The Church: Eden Church in Campbell, California
The Challenge: Find a way to connect with diverse, affluent, generally nonreligious residents of Silicon Valley.
One Big Idea: Establish the church at the well-trafficked Farmers’ Market.
By launching his new church at a farmers’ market in Silicon Valley, Daniel Atondo hopes to connect with a crowd more known for technology innovation than religion. Eden Church unintentionally found a home in a banquet hall at the market in downtown Campbell, California.
“This was the only location we could find,” says Atondo, lead pastor. While he never imagined planting a church in such a setting, Atondo soon realized the farmers’ market was a strategic location.
“This actually could be a great opportunity,” he says.
That’s because the thousands of residents who don’t attend church services visit the market or walk around downtown. Having a plant there allows Atondo and his pastoral team to reach these people. The church has seized the opportunity by passing out reusable bags to shoppers, as environmentalism is almost as important to residents as technology.

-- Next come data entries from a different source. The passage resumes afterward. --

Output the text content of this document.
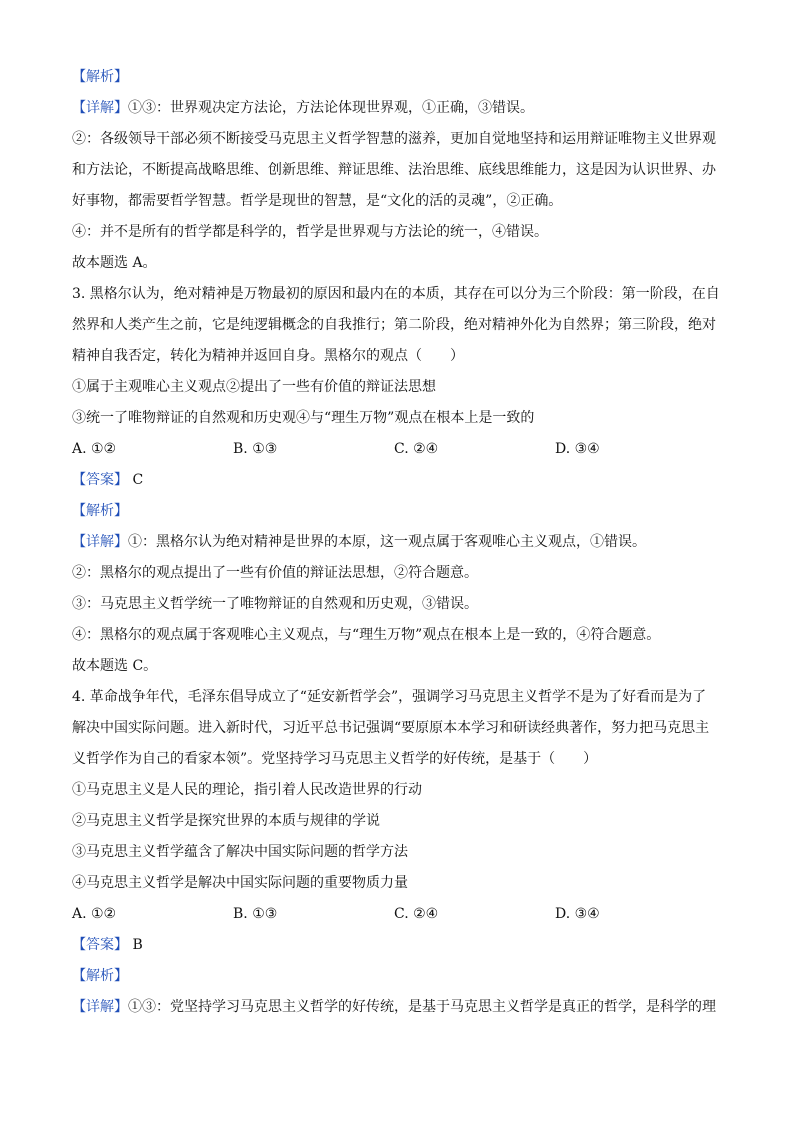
【解析】
【详解】①③：世界观决定方法论，方法论体现世界观，①正确，③错误。
②：各级领导干部必须不断接受马克思主义哲学智慧的滋养，更加自觉地坚持和运用辩证唯物主义世界观
和方法论，不断提高战略思维、创新思维、辩证思维、法治思维、底线思维能力，这是因为认识世界、办
好事物，都需要哲学智慧。哲学是现世的智慧，是“文化的活的灵魂”，②正确。
④：并不是所有的哲学都是科学的，哲学是世界观与方法论的统一，④错误。
故本题选 A。
3. 黑格尔认为，绝对精神是万物最初的原因和最内在的本质，其存在可以分为三个阶段：第一阶段，在自
然界和人类产生之前，它是纯逻辑概念的自我推行；第二阶段，绝对精神外化为自然界；第三阶段，绝对
精神自我否定，转化为精神并返回自身。黑格尔的观点（　　）
①属于主观唯心主义观点②提出了一些有价值的辩证法思想
③统一了唯物辩证的自然观和历史观④与“理生万物”观点在根本上是一致的
A. ①②	B. ①③	C. ②④	D. ③④
【答案】 C
【解析】
【详解】①：黑格尔认为绝对精神是世界的本原，这一观点属于客观唯心主义观点，①错误。
②：黑格尔的观点提出了一些有价值的辩证法思想，②符合题意。
③：马克思主义哲学统一了唯物辩证的自然观和历史观，③错误。
④：黑格尔的观点属于客观唯心主义观点，与“理生万物”观点在根本上是一致的，④符合题意。
故本题选 C。
4. 革命战争年代，毛泽东倡导成立了“延安新哲学会”，强调学习马克思主义哲学不是为了好看而是为了
解决中国实际问题。进入新时代，习近平总书记强调“要原原本本学习和研读经典著作，努力把马克思主
义哲学作为自己的看家本领”。党坚持学习马克思主义哲学的好传统，是基于（　　）
①马克思主义是人民的理论，指引着人民改造世界的行动
②马克思主义哲学是探究世界的本质与规律的学说
③马克思主义哲学蕴含了解决中国实际问题的哲学方法
④马克思主义哲学是解决中国实际问题的重要物质力量
A. ①②	B. ①③	C. ②④	D. ③④
【答案】 B
【解析】
【详解】①③：党坚持学习马克思主义哲学的好传统，是基于马克思主义哲学是真正的哲学，是科学的理
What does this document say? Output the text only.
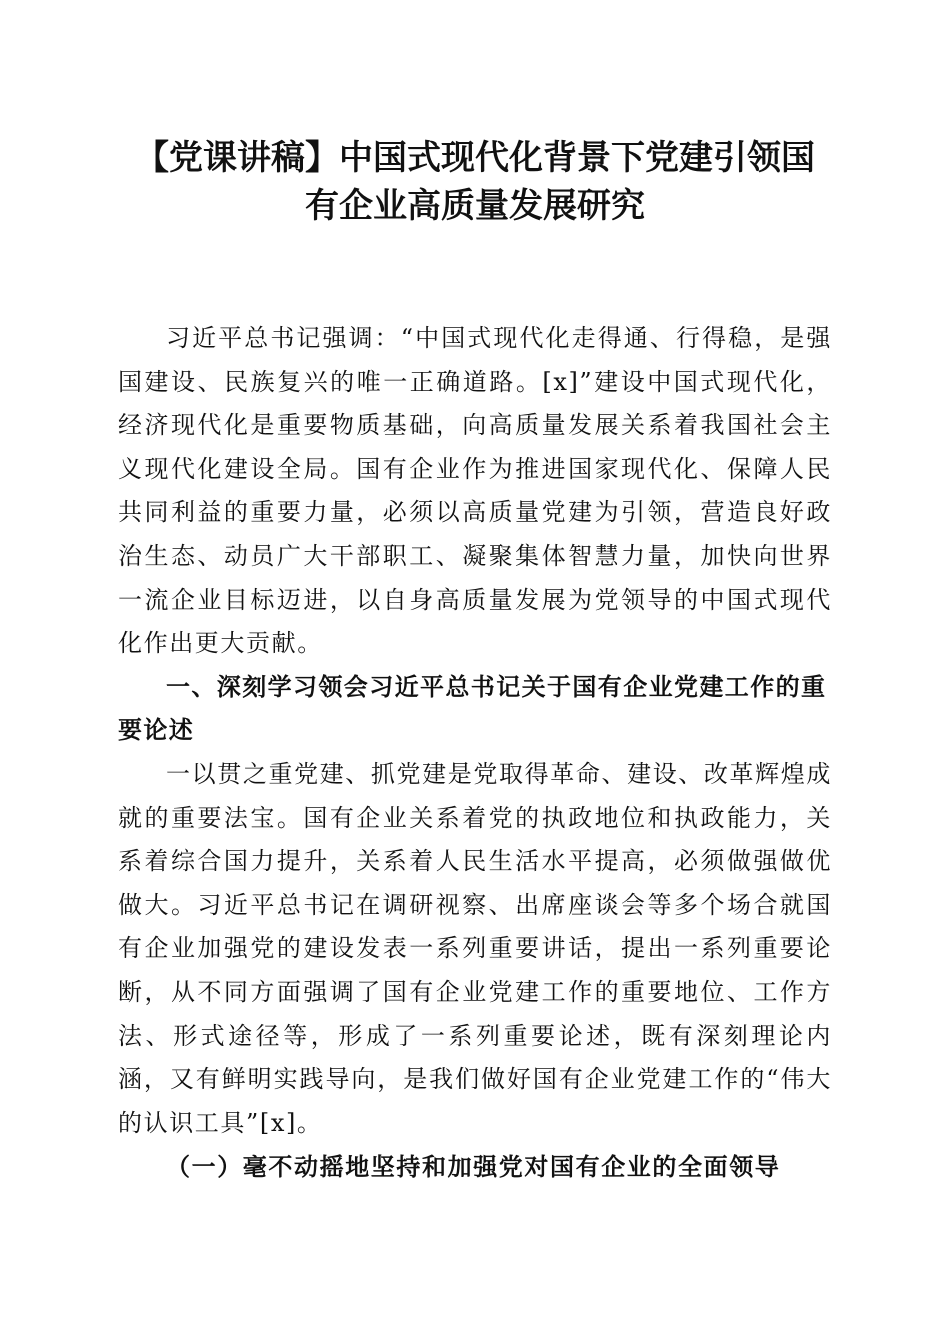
【党课讲稿】中国式现代化背景下党建引领国
有企业高质量发展研究

习近平总书记强调：“中国式现代化走得通、行得稳，是强国建设、民族复兴的唯一正确道路。[x]”建设中国式现代化，经济现代化是重要物质基础，向高质量发展关系着我国社会主义现代化建设全局。国有企业作为推进国家现代化、保障人民共同利益的重要力量，必须以高质量党建为引领，营造良好政治生态、动员广大干部职工、凝聚集体智慧力量，加快向世界一流企业目标迈进，以自身高质量发展为党领导的中国式现代化作出更大贡献。

一、深刻学习领会习近平总书记关于国有企业党建工作的重要论述

一以贯之重党建、抓党建是党取得革命、建设、改革辉煌成就的重要法宝。国有企业关系着党的执政地位和执政能力，关系着综合国力提升，关系着人民生活水平提高，必须做强做优做大。习近平总书记在调研视察、出席座谈会等多个场合就国有企业加强党的建设发表一系列重要讲话，提出一系列重要论断，从不同方面强调了国有企业党建工作的重要地位、工作方法、形式途径等，形成了一系列重要论述，既有深刻理论内涵，又有鲜明实践导向，是我们做好国有企业党建工作的“伟大的认识工具”[x]。

（一）毫不动摇地坚持和加强党对国有企业的全面领导
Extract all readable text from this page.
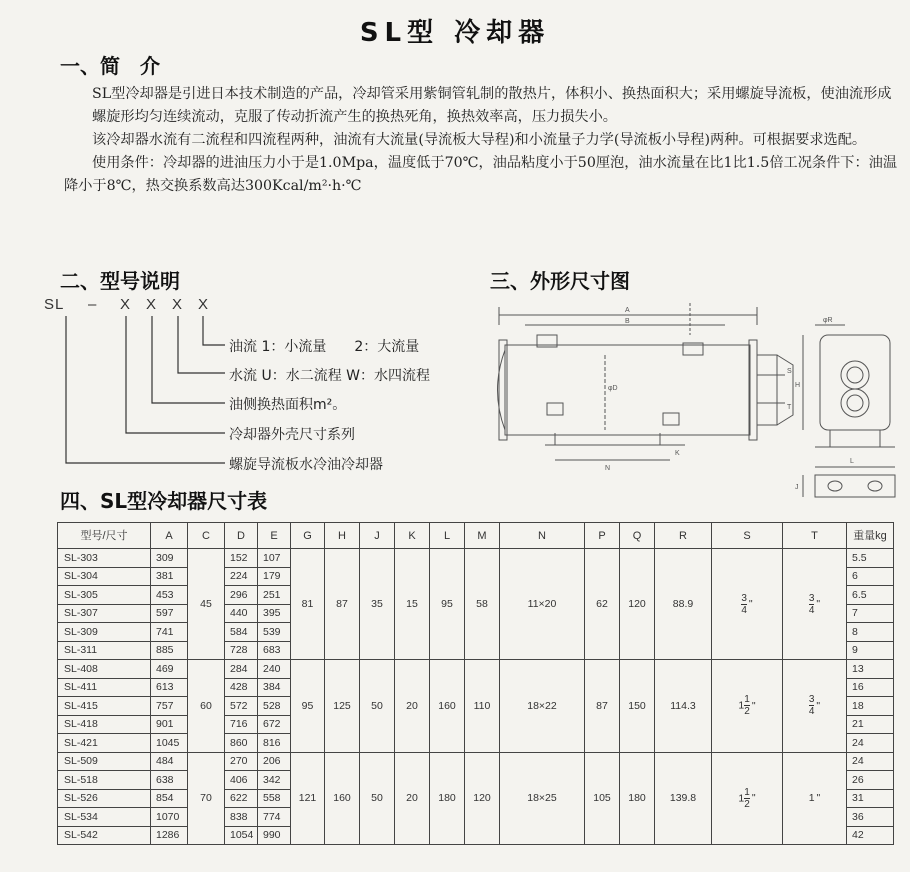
SL型 冷却器
一、简　介

SL型冷却器是引进日本技术制造的产品，冷却管采用紫铜管轧制的散热片，体积小、换热面积大；采用螺旋导流板，使油流形成螺旋形均匀连续流动，克服了传动折流产生的换热死角，换热效率高，压力损失小。

该冷却器水流有二流程和四流程两种，油流有大流量(导流板大导程)和小流量子力学(导流板小导程)两种。可根据要求选配。

使用条件：冷却器的进油压力小于是1.0Mpa，温度低于70℃，油品粘度小于50厘泡，油水流量在比1比1.5倍工况条件下：油温降小于8℃，热交换系数高达300Kcal/m²·h·℃

二、型号说明
SL – X X X X
油流 1：小流量　　2：大流量
水流 U：水二流程 W：水四流程
油侧换热面积m²。
冷却器外壳尺寸系列
螺旋导流板水冷油冷却器
三、外形尺寸图
A
B
N
S
T
φD
φR
H
L
J
K
四、SL型冷却器尺寸表
型号/尺寸	A	C	D	E	G	H	J	K	L	M	N	P	Q	R	S	T	重量kg
SL-303	309	45	152	107	81	87	35	15	95	58	11×20	62	120	88.9	$\frac{3}{4}$ "	$\frac{3}{4}$ "	5.5
SL-304	381		224	179													6
SL-305	453		296	251													6.5
SL-307	597		440	395													7
SL-309	741		584	539													8
SL-311	885		728	683													9
SL-408	469	60	284	240	95	125	50	20	160	110	18×22	87	150	114.3	$1 \frac{1}{2}$ "	$\frac{3}{4}$ "	13
SL-411	613		428	384													16
SL-415	757		572	528													18
SL-418	901		716	672													21
SL-421	1045		860	816													24
SL-509	484	70	270	206	121	160	50	20	180	120	18×25	105	180	139.8	$1 \frac{1}{2}$ "	1 "	24
SL-518	638		406	342													26
SL-526	854		622	558													31
SL-534	1070		838	774													36
SL-542	1286		1054	990													42
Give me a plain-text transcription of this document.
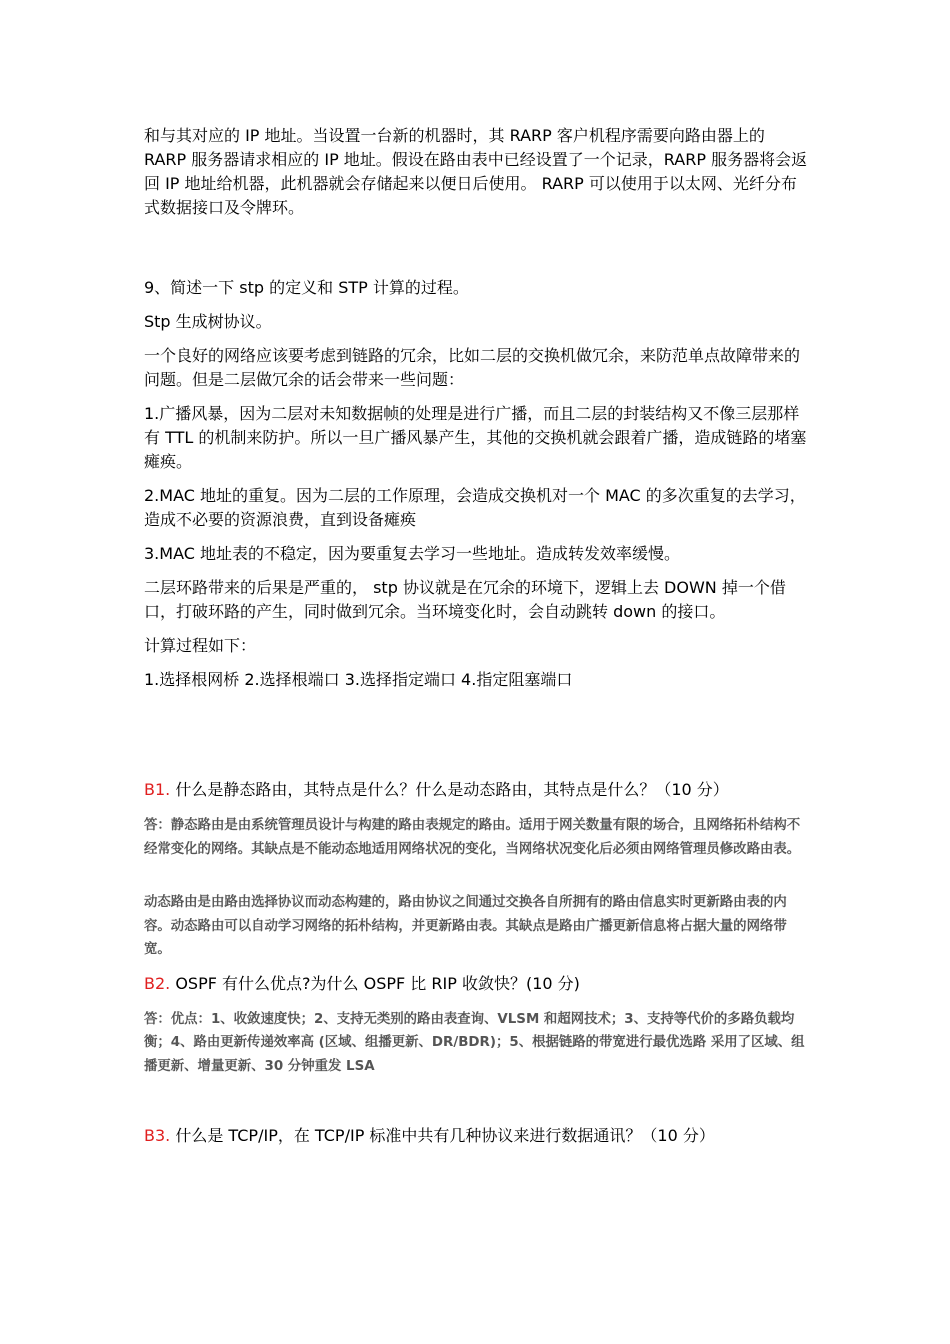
和与其对应的 IP 地址。当设置一台新的机器时，其 RARP 客户机程序需要向路由器上的 RARP 服务器请求相应的 IP 地址。假设在路由表中已经设置了一个记录，RARP 服务器将会返回 IP 地址给机器，此机器就会存储起来以便日后使用。 RARP 可以使用于以太网、光纤分布式数据接口及令牌环。

9、简述一下 stp 的定义和 STP 计算的过程。

Stp 生成树协议。

一个良好的网络应该要考虑到链路的冗余，比如二层的交换机做冗余，来防范单点故障带来的问题。但是二层做冗余的话会带来一些问题：

1.广播风暴，因为二层对未知数据帧的处理是进行广播，而且二层的封装结构又不像三层那样有 TTL 的机制来防护。所以一旦广播风暴产生，其他的交换机就会跟着广播，造成链路的堵塞瘫痪。

2.MAC 地址的重复。因为二层的工作原理，会造成交换机对一个 MAC 的多次重复的去学习，造成不必要的资源浪费，直到设备瘫痪

3.MAC 地址表的不稳定，因为要重复去学习一些地址。造成转发效率缓慢。

二层环路带来的后果是严重的， stp 协议就是在冗余的环境下，逻辑上去 DOWN 掉一个借口，打破环路的产生，同时做到冗余。当环境变化时，会自动跳转 down 的接口。

计算过程如下：

1.选择根网桥 2.选择根端口 3.选择指定端口 4.指定阻塞端口

B1. 什么是静态路由，其特点是什么？什么是动态路由，其特点是什么？（10 分）

答：静态路由是由系统管理员设计与构建的路由表规定的路由。适用于网关数量有限的场合，且网络拓朴结构不经常变化的网络。其缺点是不能动态地适用网络状况的变化，当网络状况变化后必须由网络管理员修改路由表。

动态路由是由路由选择协议而动态构建的，路由协议之间通过交换各自所拥有的路由信息实时更新路由表的内容。动态路由可以自动学习网络的拓朴结构，并更新路由表。其缺点是路由广播更新信息将占据大量的网络带宽。

B2. OSPF 有什么优点?为什么 OSPF 比 RIP 收敛快？(10 分)

答：优点：1、收敛速度快；2、支持无类别的路由表查询、VLSM 和超网技术；3、支持等代价的多路负载均衡；4、路由更新传递效率高 (区域、组播更新、DR/BDR)；5、根据链路的带宽进行最优选路 采用了区域、组播更新、增量更新、30 分钟重发 LSA

B3. 什么是 TCP/IP，在 TCP/IP 标准中共有几种协议来进行数据通讯？（10 分）
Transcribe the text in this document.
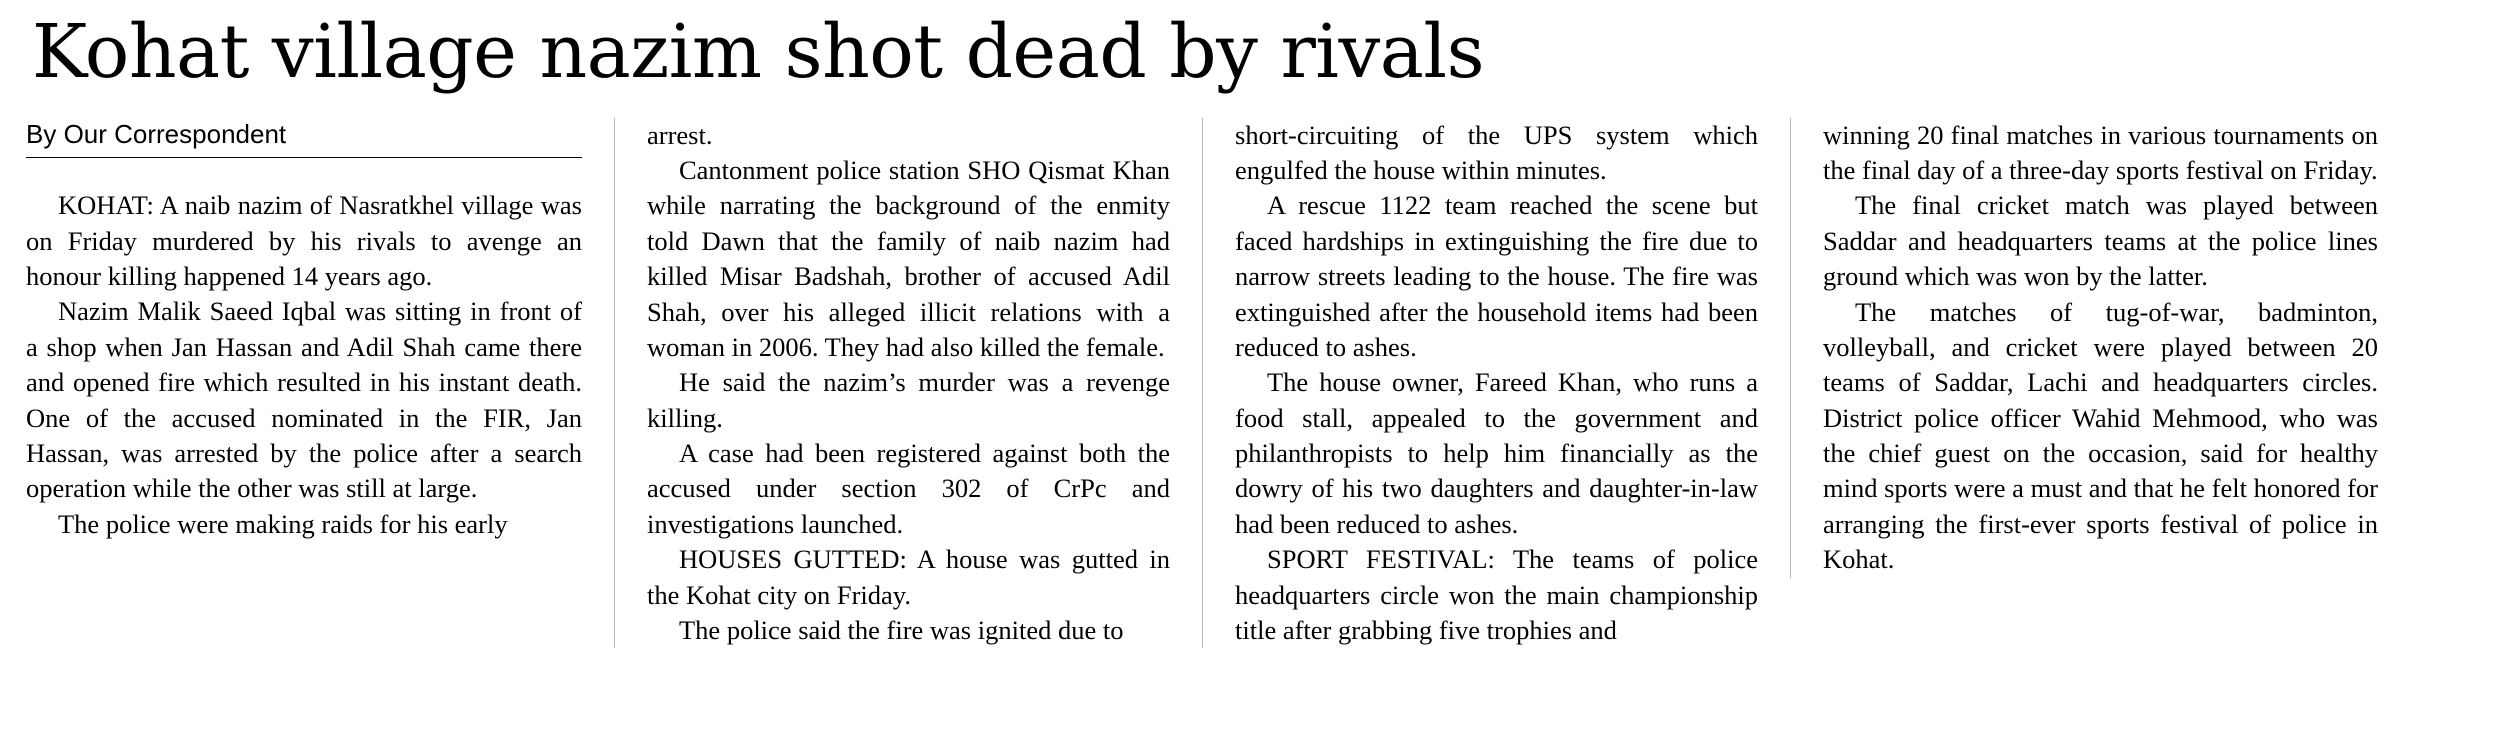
Kohat village nazim shot dead by rivals
By Our Correspondent

KOHAT: A naib nazim of Nasratkhel village was on Friday murdered by his rivals to avenge an honour killing happened 14 years ago.

Nazim Malik Saeed Iqbal was sitting in front of a shop when Jan Hassan and Adil Shah came there and opened fire which resulted in his instant death. One of the accused nominated in the FIR, Jan Hassan, was arrested by the police after a search operation while the other was still at large.

The police were making raids for his early

arrest.

Cantonment police station SHO Qismat Khan while narrating the background of the enmity told Dawn that the family of naib nazim had killed Misar Badshah, brother of accused Adil Shah, over his alleged illicit relations with a woman in 2006. They had also killed the female.

He said the nazim’s murder was a revenge killing.

A case had been registered against both the accused under section 302 of CrPc and investigations launched.

HOUSES GUTTED: A house was gutted in the Kohat city on Friday.

The police said the fire was ignited due to

short-circuiting of the UPS system which engulfed the house within minutes.

A rescue 1122 team reached the scene but faced hardships in extinguishing the fire due to narrow streets leading to the house. The fire was extinguished after the household items had been reduced to ashes.

The house owner, Fareed Khan, who runs a food stall, appealed to the government and philanthropists to help him financially as the dowry of his two daughters and daughter-in-law had been reduced to ashes.

SPORT FESTIVAL: The teams of police headquarters circle won the main championship title after grabbing five trophies and

winning 20 final matches in various tournaments on the final day of a three-day sports festival on Friday.

The final cricket match was played between Saddar and headquarters teams at the police lines ground which was won by the latter.

The matches of tug-of-war, badminton, volleyball, and cricket were played between 20 teams of Saddar, Lachi and headquarters circles. District police officer Wahid Mehmood, who was the chief guest on the occasion, said for healthy mind sports were a must and that he felt honored for arranging the first-ever sports festival of police in Kohat.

Most of the people Atondo meets have no church background. On average, the church draws about 90 attendees per service.
“It has been a cool experience,” he says. “There’s such a diversity of culture here; a huge percentage of people are foreign born.”
Silicon Valley attracts a number of technology professionals from Asia. In addition to its cultural diversity, the area boasts extraordinary wealth. And Atondo took into consideration the lifestyle of residents while readying the church for launch. Eden Church had a soft launch in January and grand opening on Feb. 12. Atondo says that if the premises weren’t spotless, residents wouldn’t feel comfortable letting their children attend services.
“Families worship children and education,” he says of Silicon Valley. “They make sure they’re involved in recreational activities and coding programs for kids at a really young age.”
The Eden Church staff try to connect with community members on an intellectual level, since so many are highly educated. While Atondo says some people he meets resent religion, he doesn’t think that’s the case with the typical millennial.
“I do think there is some skepticism, but I really think this younger generation is more open to spirituality,” he says.
Although most visitors haven’t yet made a commitment to Christ, Atondo believes they will in time.
“They are walking,” he says. “They just maybe haven’t made that public decision, but they are definitely on that path to commit their lives to Christ. They’re on that trajectory.”